By Gareth Brown
- Pub Date: 2024
- Genre: Fantasy, magical realism
- Where I bought this book: Enchanted Novelties, Harrison, Ohio.
- Why I bought this book: The story's concept is intriguing
- Bookmark used: Volumes Bookstore, Chicago
*****
One of the many problems with incorporating the idea of time travel into your novel is that it is inherently inconsistent. You cannot get around the fact that travel into the past is impossible. You can ignore that and claim that your characters are unable to change their present, because if that is so, what's the point?
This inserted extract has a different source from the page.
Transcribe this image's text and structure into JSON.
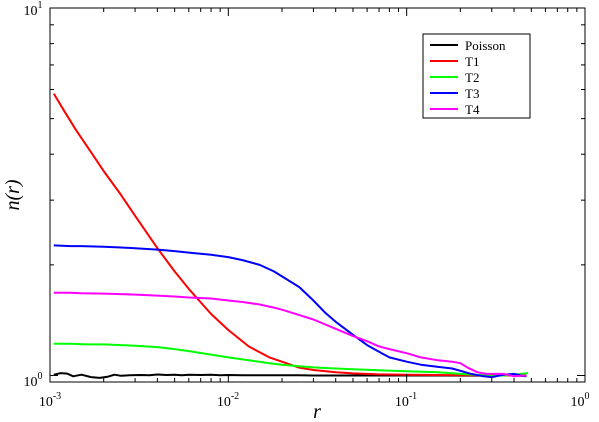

And you can ignore the idea of a djinn particle -- which allows for items to exist in a time loop, never having been invented.
So, you just fudge it, and let things happen without explaining them. It may cause confusion, but hey, it's just a novel, right? Don't take it too seriously.
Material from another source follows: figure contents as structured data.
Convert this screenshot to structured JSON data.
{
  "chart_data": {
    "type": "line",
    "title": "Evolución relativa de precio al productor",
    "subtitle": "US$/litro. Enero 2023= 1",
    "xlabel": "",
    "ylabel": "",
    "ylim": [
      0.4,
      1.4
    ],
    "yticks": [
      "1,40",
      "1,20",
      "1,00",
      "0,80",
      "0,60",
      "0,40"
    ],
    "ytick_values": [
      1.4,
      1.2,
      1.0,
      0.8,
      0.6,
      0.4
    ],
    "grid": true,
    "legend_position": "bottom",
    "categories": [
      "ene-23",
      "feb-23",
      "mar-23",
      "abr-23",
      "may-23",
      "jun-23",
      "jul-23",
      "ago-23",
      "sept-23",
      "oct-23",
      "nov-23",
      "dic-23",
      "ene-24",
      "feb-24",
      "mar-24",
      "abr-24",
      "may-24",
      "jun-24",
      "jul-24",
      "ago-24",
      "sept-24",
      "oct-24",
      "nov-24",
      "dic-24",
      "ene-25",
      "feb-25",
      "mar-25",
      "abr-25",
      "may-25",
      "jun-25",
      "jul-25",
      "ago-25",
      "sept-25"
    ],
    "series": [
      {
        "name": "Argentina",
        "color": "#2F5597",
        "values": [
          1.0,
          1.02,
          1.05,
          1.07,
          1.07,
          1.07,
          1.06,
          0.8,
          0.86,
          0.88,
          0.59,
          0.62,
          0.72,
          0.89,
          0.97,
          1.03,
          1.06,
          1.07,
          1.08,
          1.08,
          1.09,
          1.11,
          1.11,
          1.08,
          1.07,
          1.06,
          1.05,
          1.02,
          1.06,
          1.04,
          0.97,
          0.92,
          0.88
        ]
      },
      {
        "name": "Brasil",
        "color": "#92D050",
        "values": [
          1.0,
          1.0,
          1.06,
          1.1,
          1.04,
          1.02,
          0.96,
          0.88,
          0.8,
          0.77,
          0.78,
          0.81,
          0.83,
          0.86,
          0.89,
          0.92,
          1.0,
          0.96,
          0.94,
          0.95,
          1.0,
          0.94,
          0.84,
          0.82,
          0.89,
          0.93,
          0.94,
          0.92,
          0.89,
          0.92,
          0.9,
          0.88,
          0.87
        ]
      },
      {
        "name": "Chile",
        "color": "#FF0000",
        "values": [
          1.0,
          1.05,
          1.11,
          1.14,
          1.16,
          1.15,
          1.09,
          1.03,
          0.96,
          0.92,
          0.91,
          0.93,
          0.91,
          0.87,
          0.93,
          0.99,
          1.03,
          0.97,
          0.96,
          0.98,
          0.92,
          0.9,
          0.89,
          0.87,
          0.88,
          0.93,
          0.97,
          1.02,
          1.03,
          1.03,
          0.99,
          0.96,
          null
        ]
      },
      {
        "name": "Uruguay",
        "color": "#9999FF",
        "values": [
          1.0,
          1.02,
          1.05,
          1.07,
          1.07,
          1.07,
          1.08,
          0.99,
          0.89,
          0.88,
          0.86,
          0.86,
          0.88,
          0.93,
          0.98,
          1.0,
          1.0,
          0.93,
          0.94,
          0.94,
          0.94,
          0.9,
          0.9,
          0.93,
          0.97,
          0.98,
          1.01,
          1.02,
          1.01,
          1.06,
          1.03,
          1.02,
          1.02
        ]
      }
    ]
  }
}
But in The Book of Doors, Brown wants to be taken seriously. He wants to explore the ideas of existence, of love and hate, of goodness and evil. But he leaves several big, gaping holes in his story -- such as the existence of different versions of the same person living in the same time dimension, with nothing untoward happening.
He suffers from the flaws of many debut novels -- wanting to cram too much into the story and the writing, and not knowing when to quit.
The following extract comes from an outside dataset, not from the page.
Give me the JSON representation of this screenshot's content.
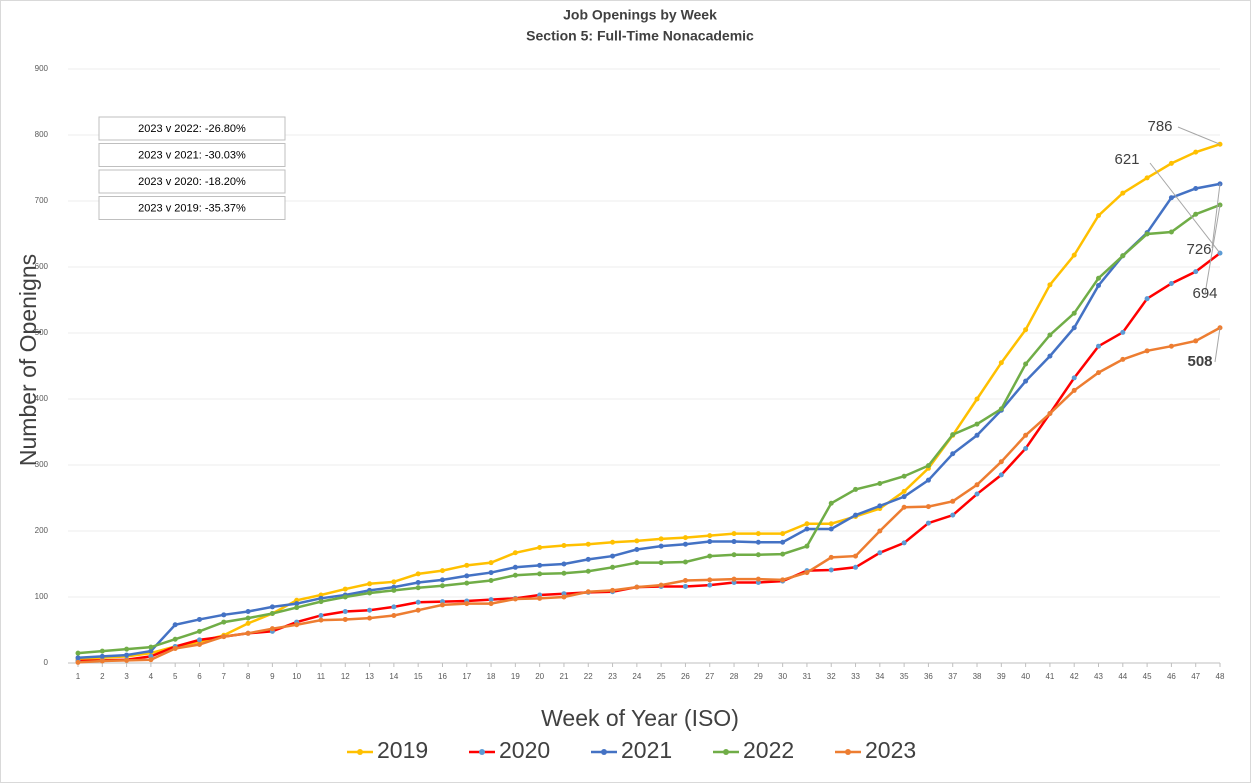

It's not a flawless read, but it's okay for something to sit down with on a cold winter's night.
Here's the concept: Cassie, an unexceptional young woman who loves books, has moved to New York City and taken a job in a bookstore. She lives with a roommate, Izzy, who is far more outgoing and gregarious. One fateful evening, Mr. Webber, an older man she has befriended, dies in the store and leaves her a mysterious book.
It's the Book of Doors, and among its scribbled texts and sketched images is a note explaining that using it means "any door is every door." Mr. Webber's added note says she should "enjoy the places it takes you to and the friends you find there."
But of course there is more to the book, and Cassie gets caught up in a whirlwind that threatens not only her life, and Izzy's life, but the lives of the people she meets, and, indeed, the very existence of time and space itself.
She'll discover, through the friends and foes she meets -- including the Librarian and the Bookseller -- the enormity of what she had gotten herself into. It's truly an overwhelming adventure, not only for Cassie, Izzy, and their band of others, but for the reader. It's also a but gruesome at times.
The characters are a mélange of the nice, the creepy, and the tropes. One, known only as "the woman," is macabre beyond measure. Another, an evil sort who gets tossed into the Old West, returns decades later as a cliche, and I half-expected him to declare himself the rootinest, tootinest cowboy in the west.
It'll carry you along, fer sure, but only if you squint hard and don't ask too many questions.